As the weeks went on, it became more and more likely that schools, colleges and universities would have to close, and I came to accept that as the new ‘normal’. I’d psyched myself up for a term or two working from my room, being sent work to complete and lessons online. But on Wednesday, life as I had pictured it for the next few months completely changed. My exams, for which I had worked over the better part of a year and a half, were cancelled. Just like that.
I think I speak for many people when I say I still haven’t processed it, I don’t think. In my head, they’d always find a way around it; I’d be sitting my exams one way or another. There was no way we wouldn’t be sitting them. Whether it applies to those sitting their GCSEs, A-Levels or those doing their degrees, this is something completely beyond the imagination.
Yesterday would most likely be my last day in sixth form. I said goodbye to the place I had spent most of my days for the past seven years, to people I had seen most days for a great portion of my life. It was difficult to comprehend; it felt abrupt, inconclusive to say the least. I realised how quickly the past couple of years had flown by. But of course, it was beyond anybody’s control, and was the best decision to make under the current circumstances; everyone around the country was in the same boat.

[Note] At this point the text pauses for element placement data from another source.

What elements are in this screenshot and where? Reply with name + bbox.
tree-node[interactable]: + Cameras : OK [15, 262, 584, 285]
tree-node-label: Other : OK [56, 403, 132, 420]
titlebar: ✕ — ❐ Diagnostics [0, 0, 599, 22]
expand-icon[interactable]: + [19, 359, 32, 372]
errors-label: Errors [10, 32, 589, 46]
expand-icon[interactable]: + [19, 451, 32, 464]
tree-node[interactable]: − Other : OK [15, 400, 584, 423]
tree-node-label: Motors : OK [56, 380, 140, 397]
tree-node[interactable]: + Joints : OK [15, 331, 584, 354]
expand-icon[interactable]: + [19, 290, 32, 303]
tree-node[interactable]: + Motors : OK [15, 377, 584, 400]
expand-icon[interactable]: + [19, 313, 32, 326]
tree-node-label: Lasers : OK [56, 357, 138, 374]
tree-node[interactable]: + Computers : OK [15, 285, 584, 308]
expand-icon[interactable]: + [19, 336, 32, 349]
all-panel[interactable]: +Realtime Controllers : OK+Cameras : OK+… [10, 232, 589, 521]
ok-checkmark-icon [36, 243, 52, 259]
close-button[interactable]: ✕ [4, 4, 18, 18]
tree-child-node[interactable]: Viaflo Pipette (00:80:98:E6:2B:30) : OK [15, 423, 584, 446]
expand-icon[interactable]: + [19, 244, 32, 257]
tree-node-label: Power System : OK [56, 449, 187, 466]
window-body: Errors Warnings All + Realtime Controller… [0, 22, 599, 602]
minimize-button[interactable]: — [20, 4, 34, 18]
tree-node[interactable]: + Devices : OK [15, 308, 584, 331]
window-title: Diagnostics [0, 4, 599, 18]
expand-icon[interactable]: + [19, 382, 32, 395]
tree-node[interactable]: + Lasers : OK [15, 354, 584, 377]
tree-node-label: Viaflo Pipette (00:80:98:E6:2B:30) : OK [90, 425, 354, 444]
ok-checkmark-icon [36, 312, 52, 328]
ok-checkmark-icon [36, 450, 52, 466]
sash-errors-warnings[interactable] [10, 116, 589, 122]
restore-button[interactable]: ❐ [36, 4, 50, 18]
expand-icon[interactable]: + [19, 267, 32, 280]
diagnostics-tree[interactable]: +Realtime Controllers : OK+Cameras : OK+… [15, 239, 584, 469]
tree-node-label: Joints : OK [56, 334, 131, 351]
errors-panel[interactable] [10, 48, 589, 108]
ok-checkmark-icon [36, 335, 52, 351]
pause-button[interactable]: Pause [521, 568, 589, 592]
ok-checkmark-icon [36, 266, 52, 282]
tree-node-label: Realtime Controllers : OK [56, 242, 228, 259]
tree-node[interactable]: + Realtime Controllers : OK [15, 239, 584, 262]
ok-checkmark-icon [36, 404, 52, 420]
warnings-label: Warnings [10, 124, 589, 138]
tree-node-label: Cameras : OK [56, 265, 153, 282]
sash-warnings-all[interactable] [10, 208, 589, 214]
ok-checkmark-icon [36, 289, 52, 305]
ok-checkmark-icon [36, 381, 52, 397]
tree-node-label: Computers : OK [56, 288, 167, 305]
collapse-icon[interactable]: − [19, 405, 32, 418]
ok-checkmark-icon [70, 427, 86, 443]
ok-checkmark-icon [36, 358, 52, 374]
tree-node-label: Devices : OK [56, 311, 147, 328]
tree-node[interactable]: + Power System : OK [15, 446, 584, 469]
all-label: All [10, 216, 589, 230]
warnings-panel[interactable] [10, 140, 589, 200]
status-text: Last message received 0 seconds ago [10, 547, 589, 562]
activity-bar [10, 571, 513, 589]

I have faith that everything will work out in the end, that everything is being done in the fairest way possible, and that everybody will get the grades they so deserve. Despite not sitting exams this year, I’ve not once looked back and felt that the past two years have been wasted on me. I've learnt things about myself and about the world that I'll never forget. Unlike how I sometimes felt at GCSE, a lot of the things I learnt during my time at sixth form are things I think I'll carry with me for the rest of my life. Knowing this, how can I possibly look back and think it a waste?